Médicos decidem parar de atender planos de saúde durante 2 semanas
Por Dárcio Alves
Os serviços de urgência e emergência não serão afetados, mas as
consultas e a chamada assistência eletiva, mesmo marcadas com meses de
antecedência, serão reagendadas para depois da greve.
A paralisação atingirá todos os convênios em 7 Estados
– Acre
– Amazonas
– Mato Grosso do Sul
– Minas Gerais
– Piauí
– Rio Grande do Norte
– Rondônia
– Acre
– Amazonas
– Mato Grosso do Sul
– Minas Gerais
– Piauí
– Rio Grande do Norte
– Rondônia
Em outras 8 unidades da Federação a greve atingirá seletivamente as operadoras que não fecharam acordo.
– Bahia
– Goiás
– Maranhão
– Mato Grosso
– Pernambuco
– Rio Grande do Sul
– Santa Catarina
– São Paulo
– Bahia
– Goiás
– Maranhão
– Mato Grosso
– Pernambuco
– Rio Grande do Sul
– Santa Catarina
– São Paulo
Em entrevista, o vice-presidente do Conselho Federal de Medicina
(CFM), Aloísio Tibiriçá, explicou que a paralisação foi inevitável
diante da intransigência das operadoras na relação com os médicos e da
deterioração da qualidade do atendimento aos usuários. Ele disse que
está havendo evasão de profissionais e que o sistema caminhará para o
caos se não houver intervenção do poder público. “Estamos caminhando
para um apagão na saúde suplementar”, enfatizou. “O médico hoje é
tratado como o boia-fria da saúde”, criticou.

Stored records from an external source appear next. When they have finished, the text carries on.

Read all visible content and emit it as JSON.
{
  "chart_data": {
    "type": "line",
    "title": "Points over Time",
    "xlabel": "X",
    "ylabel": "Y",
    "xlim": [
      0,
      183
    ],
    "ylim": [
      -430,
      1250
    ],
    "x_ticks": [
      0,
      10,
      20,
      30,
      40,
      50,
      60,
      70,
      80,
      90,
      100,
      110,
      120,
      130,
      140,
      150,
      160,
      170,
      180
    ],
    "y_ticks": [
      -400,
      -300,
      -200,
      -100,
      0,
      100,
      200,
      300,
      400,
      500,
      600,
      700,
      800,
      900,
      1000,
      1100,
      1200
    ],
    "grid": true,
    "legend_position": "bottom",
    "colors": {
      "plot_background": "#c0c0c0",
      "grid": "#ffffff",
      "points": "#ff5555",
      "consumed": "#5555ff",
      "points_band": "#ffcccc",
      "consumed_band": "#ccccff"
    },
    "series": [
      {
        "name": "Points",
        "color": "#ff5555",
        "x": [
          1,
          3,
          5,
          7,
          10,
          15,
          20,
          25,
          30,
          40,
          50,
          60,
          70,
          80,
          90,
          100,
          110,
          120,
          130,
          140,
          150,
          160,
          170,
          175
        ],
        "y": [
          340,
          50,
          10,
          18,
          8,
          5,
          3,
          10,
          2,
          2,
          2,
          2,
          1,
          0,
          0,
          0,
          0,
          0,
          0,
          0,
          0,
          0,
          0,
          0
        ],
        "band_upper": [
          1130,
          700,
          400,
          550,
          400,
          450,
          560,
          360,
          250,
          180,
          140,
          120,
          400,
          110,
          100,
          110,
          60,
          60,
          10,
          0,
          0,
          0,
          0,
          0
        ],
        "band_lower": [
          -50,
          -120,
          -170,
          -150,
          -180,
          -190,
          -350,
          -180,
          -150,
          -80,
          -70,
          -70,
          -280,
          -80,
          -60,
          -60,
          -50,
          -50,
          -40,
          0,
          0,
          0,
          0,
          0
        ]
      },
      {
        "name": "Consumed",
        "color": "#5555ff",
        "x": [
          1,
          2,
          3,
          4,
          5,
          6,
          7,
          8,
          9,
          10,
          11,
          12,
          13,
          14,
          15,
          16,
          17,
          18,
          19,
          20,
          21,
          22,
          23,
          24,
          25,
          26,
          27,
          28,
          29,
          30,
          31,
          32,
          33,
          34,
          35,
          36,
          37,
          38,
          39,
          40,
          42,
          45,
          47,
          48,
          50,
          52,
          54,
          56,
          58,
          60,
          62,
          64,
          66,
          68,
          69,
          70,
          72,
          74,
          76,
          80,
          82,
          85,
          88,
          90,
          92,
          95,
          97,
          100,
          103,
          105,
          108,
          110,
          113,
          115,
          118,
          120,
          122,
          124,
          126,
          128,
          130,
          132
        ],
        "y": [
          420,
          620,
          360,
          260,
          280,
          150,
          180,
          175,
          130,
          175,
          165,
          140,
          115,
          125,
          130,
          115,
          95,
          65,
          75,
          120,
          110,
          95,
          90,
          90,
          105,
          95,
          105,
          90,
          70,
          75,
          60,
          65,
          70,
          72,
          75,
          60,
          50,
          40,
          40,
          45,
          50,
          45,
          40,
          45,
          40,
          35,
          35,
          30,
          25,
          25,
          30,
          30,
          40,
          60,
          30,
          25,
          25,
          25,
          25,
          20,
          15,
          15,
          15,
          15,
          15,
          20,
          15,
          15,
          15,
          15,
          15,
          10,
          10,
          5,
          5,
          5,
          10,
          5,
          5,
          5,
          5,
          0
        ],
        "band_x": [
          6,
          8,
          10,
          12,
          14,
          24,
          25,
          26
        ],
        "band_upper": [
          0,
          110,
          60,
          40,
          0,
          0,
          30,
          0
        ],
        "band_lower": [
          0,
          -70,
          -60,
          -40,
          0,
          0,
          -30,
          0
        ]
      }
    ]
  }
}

Por consulta, o médico recebe das operadoras em média R$ 45. A
proposta da categoria é que os valores sejam fixados entre R$ 60 e R$
80, conforme a complexidade da área. A categoria pede também a criação
de um indexador que permita o reajuste da tabela de serviços com a mesma
periodicidade do aumento na mensalidade dos usuários. Eles exigem ainda
o fim das intervenções das operadoras na autonomia da relação
médico-paciente, além do estabelecimento de sistema de contrato com o
mínimo de garantias aos profissionais.
Hoje, segundo Márcio Bichara, secretário de Saúde Suplementar da Federação Nacional dos
Médicos, o repasse dos reajustes das mensalidades dos convênios não
está sendo feito aos médicos. De 2000 a 2011, os reajustes autorizados
pela Agência Nacional de Saúde Suplementar (ANS) às operadoras somaram
150,89%, mas apenas 65% foram repassados aos médicos. No período, o IPCA
teve variação de 119,8%.
Segundo Tibiriçá, o setor de saúde suplementar passa por grave crise
de credibilidade. Levantamento do CFM mostra que dois em cada dez
pacientes dos planos estão buscando atendimento no Sistema Único de
Saúde (SUS) – a deterioração do atendimento dos planos tem causado
filas cada dia mais semelhantes às do SUS. “Os planos boicotam os
tratamentos de alto custo, abreviam internações e pressionam os médicos a
adotar medidas de contenção que ameaçam a eficácia do tratamento dos
pacientes”, denunciou.
Pesquisa recente realizada pela Associação Paulista de Medicina (APM)
revelou que oito em cada dez pacientes tiveram problemas no atendimento
nos últimos dois anos.
Em todo o País, essa proporção representa um total de 40 milhões de
pacientes, num universo de 50 milhões de usuários de planos de saúde. Em
65% dos casos, o problema ocorreu no agendamento de consulta, devido à
escassez cada vez maior de profissionais. “A evasão de médicos atinge
níveis preocupantes”, disse Tibiriçá.